It’s that time of year: the Orbán Government has presented its budget, and last week the Parliament accepted the proposed amendments. The Orbán Government has made it a priority to pass the budget early in the year to inject some fiscal stability. It has also made a priority of fiscal discipline by slashing budget deficits, keeping it well below the Maastricht criteria.
The 2018 budget, according to Minister of National Economy Mihály Varga , is the “budget of working citizens.” It focuses on the well-being and security of families and wage-earners, allocating an additional 20 billion HUF (65 million EUR) to programs that support savings programs, child allowances, student loan relief for child-rearing familes, childcare and more. The new budget envisions further tax cuts and aims to reduce unemployment and promote previously launched wage increases.
“The government could sacrifice 260 billion HUF (847 million EUR) in revenue from tax cuts with peace of mind,” Minister Varga said. That’s because the government has confidence in the returns the economy will reap from the tax cuts.

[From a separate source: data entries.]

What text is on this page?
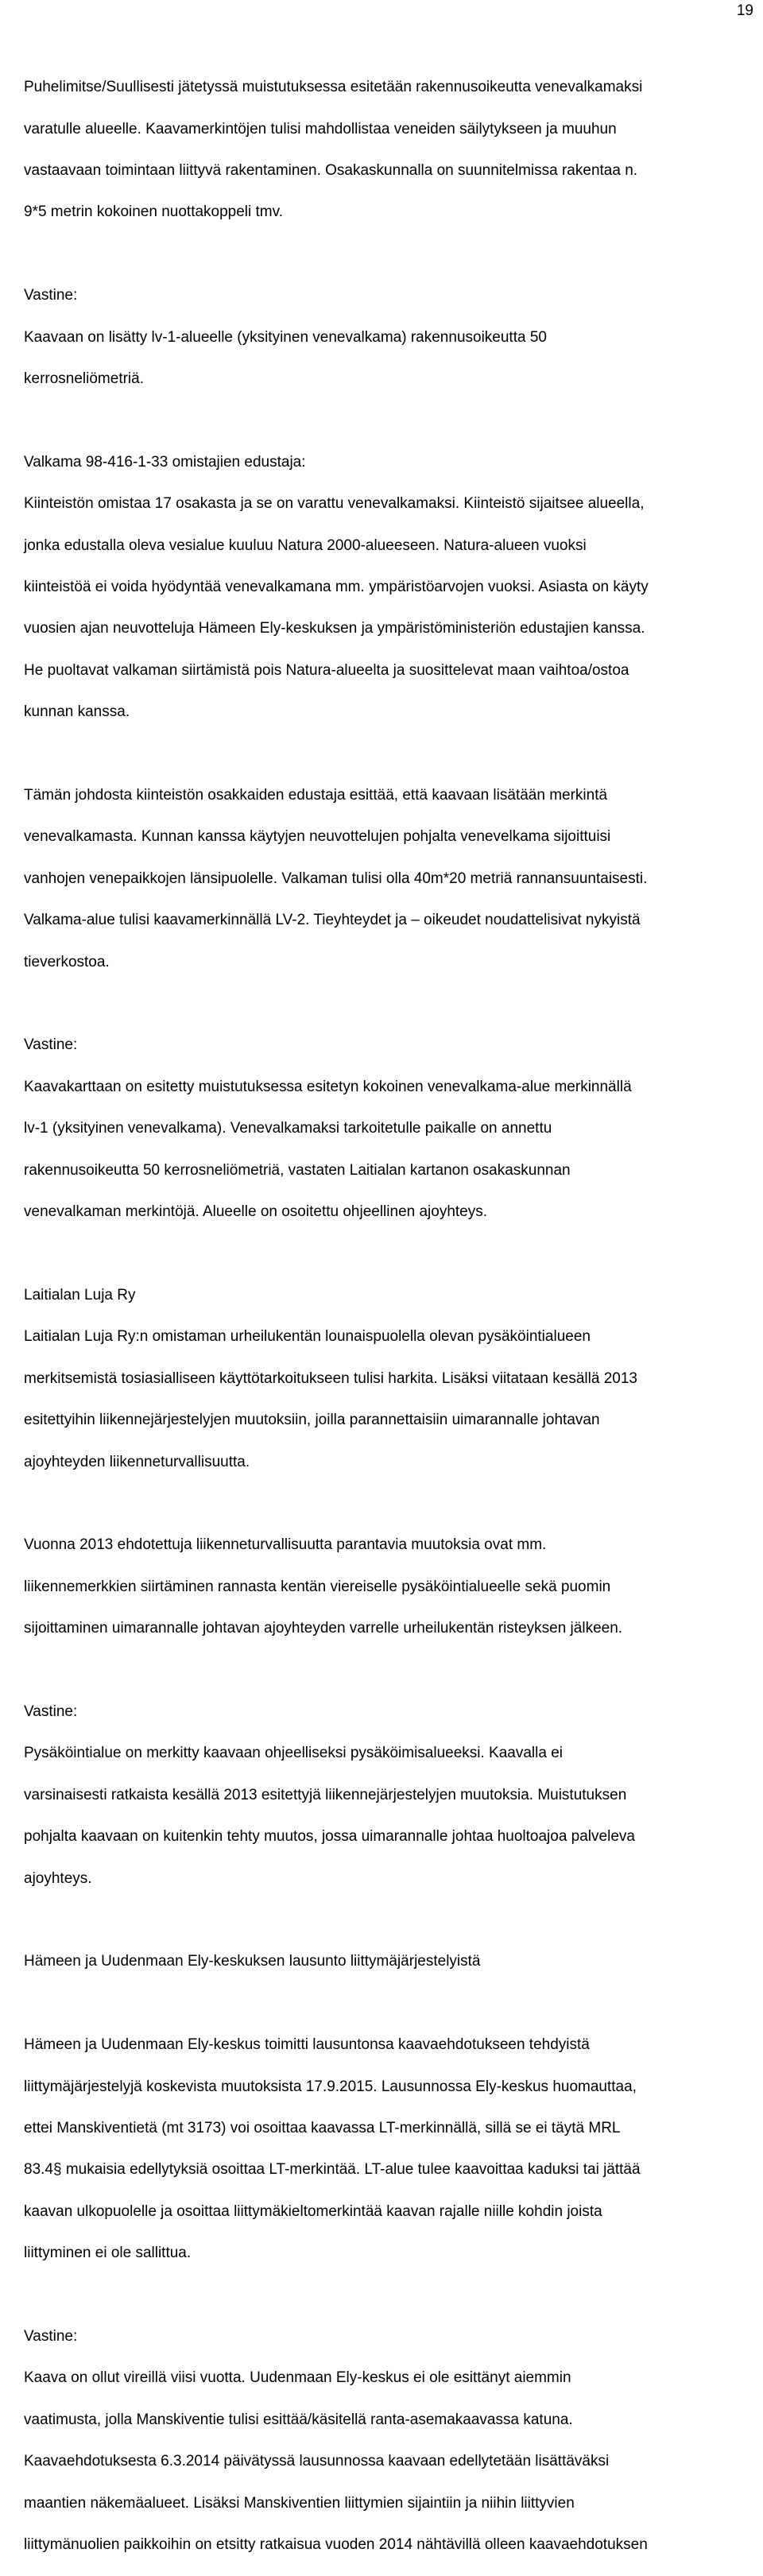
19

Puhelimitse/Suullisesti jätetyssä muistutuksessa esitetään rakennusoikeutta venevalkamaksi

varatulle alueelle. Kaavamerkintöjen tulisi mahdollistaa veneiden säilytykseen ja muuhun

vastaavaan toimintaan liittyvä rakentaminen. Osakaskunnalla on suunnitelmissa rakentaa n.

9*5 metrin kokoinen nuottakoppeli tmv.

Vastine:

Kaavaan on lisätty lv-1-alueelle (yksityinen venevalkama) rakennusoikeutta 50

kerrosneliömetriä.

Valkama 98-416-1-33 omistajien edustaja:

Kiinteistön omistaa 17 osakasta ja se on varattu venevalkamaksi. Kiinteistö sijaitsee alueella,

jonka edustalla oleva vesialue kuuluu Natura 2000-alueeseen. Natura-alueen vuoksi

kiinteistöä ei voida hyödyntää venevalkamana mm. ympäristöarvojen vuoksi. Asiasta on käyty

vuosien ajan neuvotteluja Hämeen Ely-keskuksen ja ympäristöministeriön edustajien kanssa.

He puoltavat valkaman siirtämistä pois Natura-alueelta ja suosittelevat maan vaihtoa/ostoa

kunnan kanssa.

Tämän johdosta kiinteistön osakkaiden edustaja esittää, että kaavaan lisätään merkintä

venevalkamasta. Kunnan kanssa käytyjen neuvottelujen pohjalta venevelkama sijoittuisi

vanhojen venepaikkojen länsipuolelle. Valkaman tulisi olla 40m*20 metriä rannansuuntaisesti.

Valkama-alue tulisi kaavamerkinnällä LV-2. Tieyhteydet ja – oikeudet noudattelisivat nykyistä

tieverkostoa.

Vastine:

Kaavakarttaan on esitetty muistutuksessa esitetyn kokoinen venevalkama-alue merkinnällä

lv-1 (yksityinen venevalkama). Venevalkamaksi tarkoitetulle paikalle on annettu

rakennusoikeutta 50 kerrosneliömetriä, vastaten Laitialan kartanon osakaskunnan

venevalkaman merkintöjä. Alueelle on osoitettu ohjeellinen ajoyhteys.

Laitialan Luja Ry

Laitialan Luja Ry:n omistaman urheilukentän lounaispuolella olevan pysäköintialueen

merkitsemistä tosiasialliseen käyttötarkoitukseen tulisi harkita. Lisäksi viitataan kesällä 2013

esitettyihin liikennejärjestelyjen muutoksiin, joilla parannettaisiin uimarannalle johtavan

ajoyhteyden liikenneturvallisuutta.

Vuonna 2013 ehdotettuja liikenneturvallisuutta parantavia muutoksia ovat mm.

liikennemerkkien siirtäminen rannasta kentän viereiselle pysäköintialueelle sekä puomin

sijoittaminen uimarannalle johtavan ajoyhteyden varrelle urheilukentän risteyksen jälkeen.

Vastine:

Pysäköintialue on merkitty kaavaan ohjeelliseksi pysäköimisalueeksi. Kaavalla ei

varsinaisesti ratkaista kesällä 2013 esitettyjä liikennejärjestelyjen muutoksia. Muistutuksen

pohjalta kaavaan on kuitenkin tehty muutos, jossa uimarannalle johtaa huoltoajoa palveleva

ajoyhteys.

Hämeen ja Uudenmaan Ely-keskuksen lausunto liittymäjärjestelyistä

Hämeen ja Uudenmaan Ely-keskus toimitti lausuntonsa kaavaehdotukseen tehdyistä

liittymäjärjestelyjä koskevista muutoksista 17.9.2015. Lausunnossa Ely-keskus huomauttaa,

ettei Manskiventietä (mt 3173) voi osoittaa kaavassa LT-merkinnällä, sillä se ei täytä MRL

83.4§ mukaisia edellytyksiä osoittaa LT-merkintää. LT-alue tulee kaavoittaa kaduksi tai jättää

kaavan ulkopuolelle ja osoittaa liittymäkieltomerkintää kaavan rajalle niille kohdin joista

liittyminen ei ole sallittua.

Vastine:

Kaava on ollut vireillä viisi vuotta. Uudenmaan Ely-keskus ei ole esittänyt aiemmin

vaatimusta, jolla Manskiventie tulisi esittää/käsitellä ranta-asemakaavassa katuna.

Kaavaehdotuksesta 6.3.2014 päivätyssä lausunnossa kaavaan edellytetään lisättäväksi

maantien näkemäalueet. Lisäksi Manskiventien liittymien sijaintiin ja niihin liittyvien

liittymänuolien paikkoihin on etsitty ratkaisua vuoden 2014 nähtävillä olleen kaavaehdotuksen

Hungary’s economic growth -- 2 percent in 2016 and forecast to grow to 4.3 percent in 2017 – translates into an anticipated 1 trillion additional HUF (3.3 billion EUR) for the 2018 budget. Public debt is expected to drop by some 2 percent, and the deficit is expected to be 2.4 percent.
In the “budget of working citizens,” families remain a big priority. Families with three or more children can expect a debt write-off from their housing loan and child-bearing families may be eligible for a partial or total relief of their student loan debt. The budget also includes allocations for renovations of child care centers around the country and savings plans for ethnic Hungarian children born outside Hungary.
Hungarian citizens can also look forward to further tax cuts, including a decrease to 5 percent in the VAT on internet services and fish or meat products.
All of this would have seemed unimaginable back in 2009 before the Orbán Government took power. The country was under the EU’s excessive deficit procedure with a budget deficit of 4.6 percent, compounded by negative GDP growth at -6.6 percent and a debt-to-GDP rate of 77.8 percent and rising.
We were condemned as “unorthodox” back then when we rejected austerity and introduced our own economic policies. Good that we stuck to our guns. It’s now bearing fruit.